Диван с высокой спинкой и полочками по бокам. На полочках за стеклами чайник и пиалки, вазочка с дорогими конфетами. Дверочка не заперта, да и ключ в скважине. Конфет много. Взять, не взять? Одну-разъединственную?! Вот вымою полы, руки вымою – и съем одну. Не обеднеет директорша…
Она уже домывала полы, когда вдруг заметила свернутую десятку. Десятка лежала у вешалки, притулившейся к самой двери. На нее даже наступил кто-то, может, сама директорша: высох на бумаге след от острого каблука.
Ольга огляделась, подняла деньги, сунула в карман фартука. Сердце ее радостно забилось.
«Надо же, пофартило как! Каждый бы день полы мыть! Это же надо! Кофточку розовую, с ришелье на вороте, ту, что приметила прошлый раз, купить можно… И еще на чулки останется!»
Она с особым старанием домыла пол, присела отдохнуть на диван. Напротив, за окном, пожаром полыхало закатное небо. Окно выходило в степь, и вся она тлела до самых гор. Плавились от жара облака над горами. Неровные края их, обращенные на запад, к скрывшемуся за горами солнцу, впитали в себя золото и пурпур. С громким карканьем вдогонку за солнцем пролетела стая ворон. Их было видно долго, до тех пор, пока они не превратились в точечки и не расплавились, прикоснувшись к раскаленной кромке гор. В маленьком кабинете сладко пахло духами директорши. «Огнями Москвы».
Ольга достала с полки вазочку с конфетами. Прежде чем съесть, машинально пересчитали их, высыпав на колени. И вдруг догадка осенила ее: «Покупка! Проверяют! На честность!.. Ключик оставила, стерва, в замочке, специально: устоишь или нет! А сама, уходя, пересчитала «Мишек», все одиннадцать конфет учла. И деньги к порогу – специально! Гадина! Кому ты приманку кинула? Я же воровка! Из тюрьмы только… Чего же меня пытать-то? Я, может, завтра всю твою столовку вывезу до последней жестянки с томатом-пюре!»
Она сложила конфеты в вазочку, предусмотрительно вытерла пыль на полочке, постелила бумажную салфеточку, поставила вазочку на прежнее место. А деньги развернула и положила посредине стола, прижав их прессом.
«Не на ту напала! Я сама кого хочешь проведу!.. Приманку кинула… Дурней себя нашла! Ну, я тебе выскажу при случае», – подумала Ольга со злорадством.

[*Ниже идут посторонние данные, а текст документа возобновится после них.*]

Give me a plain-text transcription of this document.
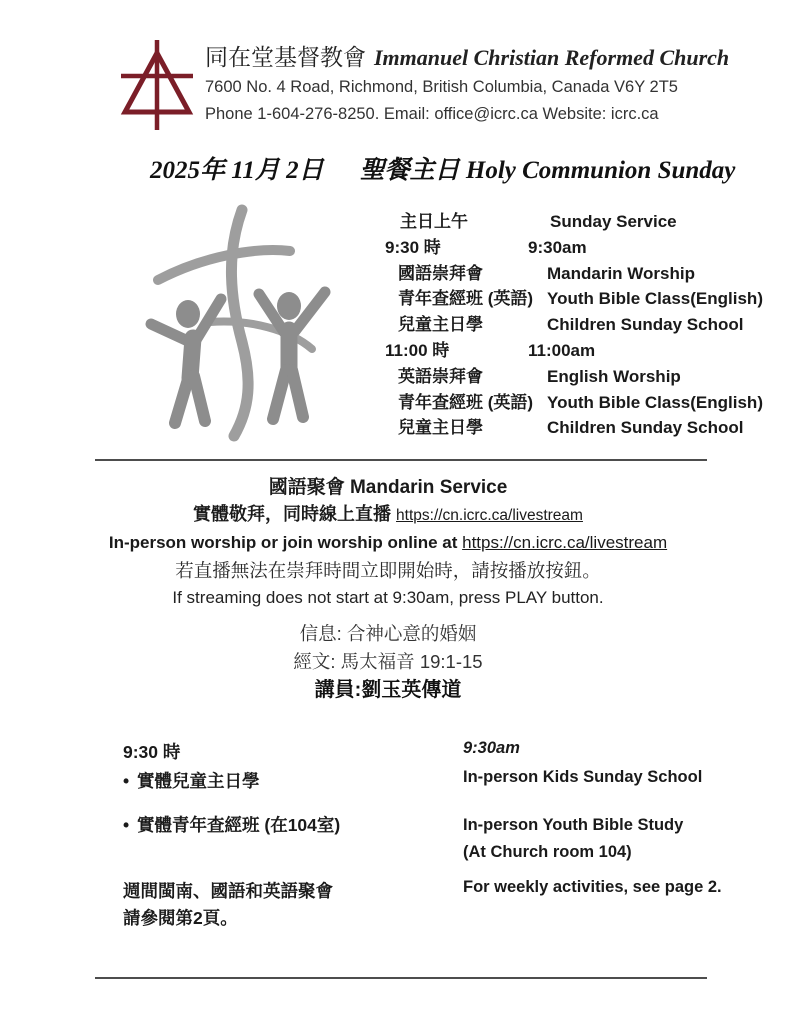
同在堂基督教會 Immanuel Christian Reformed Church
7600 No. 4 Road, Richmond, British Columbia, Canada V6Y 2T5
Phone 1-604-276-8250. Email: office@icrc.ca Website: icrc.ca
2025年 11月 2日 聖餐主日 Holy Communion Sunday
主日上午	Sunday Service
9:30 時	9:30am
國語崇拜會	Mandarin Worship
青年查經班 (英語) Youth Bible Class(English)
兒童主日學	Children Sunday School
11:00 時	11:00am
英語崇拜會	English Worship
青年查經班 (英語) Youth Bible Class(English)
兒童主日學	Children Sunday School
國語聚會 Mandarin Service
實體敬拜，同時線上直播 https://cn.icrc.ca/livestream
In-person worship or join worship online at https://cn.icrc.ca/livestream
若直播無法在崇拜時間立即開始時，請按播放按鈕。
If streaming does not start at 9:30am, press PLAY button.
信息: 合神心意的婚姻
經文: 馬太福音 19:1-15
講員:劉玉英傳道
9:30 時	9:30am
• 實體兒童主日學	In-person Kids Sunday School
• 實體青年查經班 (在104室)	In-person Youth Bible Study
(At Church room 104)
週間閩南、國語和英語聚會
請參閱第2頁。
For weekly activities, see page 2.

Она переоделась в посудомоечной: сняла резиновые сапоги и жесткий фартук, обула туфли и надела жакетку – серую, в темную клеточку, с воротником и рукавами, обшитыми черной кожей, и с черными кожаными пуговицами; такие же три пуговицы сзади, на клапанчике. Все Андрей Михайлович, спасибо ему.
Василий ждет, наверное, в своем автобусике. Пятница сегодня? Значит, ждет!.. И чего прилип? Чудной какой-то! Собаку вон подобрал. Сказывал прошлый раз, поправляться стала: фарш мясной ела. Я, говорит, себе котлеты, а ей сырого фарша в теплом молоке… Ровно нянька заправская…
Василий кажется Ольге загадочным. В нем ей многое непонятно, и это настораживает. Все хорошее, что есть в молодой женщине, тянется к бесхитростному и доброму человеку, а все, что приобретено в воровских шайках, среди преступников, все их неписанные законы восстают против непривычных отношений, которые стали складываться между ними с первой встречи.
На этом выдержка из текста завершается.